In 2016, the USS Wasp (LHD-1) ARG and the 22nd MEU conducted counterterrorism strikes against ISIL targets in Libya as part of Operation Odyssey Lightning.
To maintain U.S. influence around the globe, the Navy and Coast Guard need more ships. Today’s demand for stronger U.S. sea power harkens back to arguments made by Alfred Thayer Mahan in The Influence of Sea Power Upon History 1660-1783. It is hard to imagine that a book published in 1890 still would have significance for modern naval forces, but if you scrutinize key naval events of the past century you will find elements of Mahan’s thinking in the German strategy for World War I and Japan’s strategy for World War II. When I commanded counterpiracy Task Force 151 in 2009, the commander of the Chinese task force in the Gulf of Aden, Rear Admiral Du Jingchen, visited me on board the USS Boxer (LHD-4). We discussed two topics of naval strategy—logistics for forward-deployed naval forces and Mahan’s work.
Chief of Naval Operations Admiral John Richardson’s “Design for Maintaining Maritime Superiority” says, “the essence of Mahan’s vision still pertains” to maritime forces today. In the past year, three significant accomplishments of our maritime forces demonstrate the continued influence of sea power on national security.
In April, the USS Porter (DDG-78) and USS Ross (DDG-71) launched 59 Tomahawk cruise missiles from the eastern Mediterranean that struck targets in Syria in response to Syrian chemical weapons attacks. The launch of these cruise missiles demonstrates the U.S. Navy’s ability to execute orders from the National Command Authority without the permission of another nation state.
Last year, the USS Wasp (LHD-1) Amphibious Ready Group (ARG) conducted Operation Odyssey Lightning strike operations in Libya. In response to a request from Libya’s Government of National Accord, the U.S. Navy and Marine Corps team carried out precision air strikes against the Islamic State in Iraq and the Levant in Sirte, Libya, for almost four months.
Another recent hallmark maritime operation was carried out by the U.S. Coast Guard when the USCGC James (WMSL-754) seized 16 tons of cocaine with an estimated street value of $420 million in the eastern Pacific. In 2016, the U.S. Coast Guard seized more than 416,000 pounds of cocaine and arrested 585 suspected smugglers.

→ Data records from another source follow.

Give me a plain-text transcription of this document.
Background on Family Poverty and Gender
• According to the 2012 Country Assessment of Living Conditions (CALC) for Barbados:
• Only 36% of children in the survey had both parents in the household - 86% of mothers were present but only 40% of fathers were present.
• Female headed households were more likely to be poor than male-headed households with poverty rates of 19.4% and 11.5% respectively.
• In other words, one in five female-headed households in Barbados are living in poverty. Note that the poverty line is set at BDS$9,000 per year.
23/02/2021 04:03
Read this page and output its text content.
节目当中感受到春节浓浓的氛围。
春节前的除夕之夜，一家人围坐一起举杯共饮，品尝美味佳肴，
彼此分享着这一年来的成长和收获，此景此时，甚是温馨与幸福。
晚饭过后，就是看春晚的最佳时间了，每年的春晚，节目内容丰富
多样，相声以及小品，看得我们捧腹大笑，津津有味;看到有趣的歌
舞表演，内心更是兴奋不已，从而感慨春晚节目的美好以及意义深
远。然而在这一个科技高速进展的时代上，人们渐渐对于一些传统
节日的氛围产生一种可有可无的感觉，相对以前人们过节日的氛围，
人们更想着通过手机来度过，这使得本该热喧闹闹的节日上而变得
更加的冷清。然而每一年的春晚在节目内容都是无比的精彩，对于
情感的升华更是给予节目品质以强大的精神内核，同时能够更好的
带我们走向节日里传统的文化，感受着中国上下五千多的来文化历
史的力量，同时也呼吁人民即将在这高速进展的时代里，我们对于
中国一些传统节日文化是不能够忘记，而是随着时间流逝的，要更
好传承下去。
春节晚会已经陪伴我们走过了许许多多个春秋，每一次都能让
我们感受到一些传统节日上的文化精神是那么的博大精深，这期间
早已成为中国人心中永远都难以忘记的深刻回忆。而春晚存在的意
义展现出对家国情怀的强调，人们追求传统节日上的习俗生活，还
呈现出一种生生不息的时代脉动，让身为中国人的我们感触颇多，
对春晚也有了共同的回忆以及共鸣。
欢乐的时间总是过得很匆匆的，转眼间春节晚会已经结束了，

A major question today is not the necessity of U.S. maritime forces. Recent events and the thinking of Mahan both confirm the need for a strong, capable Navy, Marine Corps, and Coast Guard. The question facing us is will our maritime forces be able to maintain their advantage within the current budget constraints? Admiral Richardson has argued for a larger fleet, stating, “The opposing team is making this game a lot closer than we feel comfortable.” Commandant of the Coast Guard Admiral Paul Zukunft has testified that his maritime forces have “80 percent awareness” of all illegal operations, and “we can only act on about 20 percent of that because of the resource constraints we have. We’re giving 60 percent of what we know, literally, a free pass.” Marine Corps leadership has stated that without the appropriate funding the Corps will be forced to stop all flight operations this summer. On 7 February, Vice Chief of Naval Operations Admiral Bill Moran told the House Armed Services Committee, “Within a month we are going to have to shut down air wings, we are going to have to defer maintenance on several surface ships and submarines.”
So it was welcome news last weekend when Congress came to a budget agreement to take us through the end of this fiscal year. The immediate threat to cease routine operations and maintenance has passed for now, but for 2018 and beyond the administration and Congress must draft and approve disciplined budgets—not continuing resolutions—that allow for force structure growth and the necessary maintenance to enable the Sea Services to meet the nation’s commitments. As Mahan stated, “organized force alone enables the quiet and the weak to go about their business and to sleep securely in their beds, safe from the violent without or within.” The organized force our nation needs will not come from a disorganized budget process. It will only come from disciplined, ruthlessly prioritized, consistent resource decisions on the part of the White House and Congress.
Rear Admiral McKnight served as commander, Expeditionary Strike Group 2, from 2008 to 2009 and was the first commander of Combined Task Force 151. He is the author of Pirate Alley – Commanding Task Force 151 off Somalia.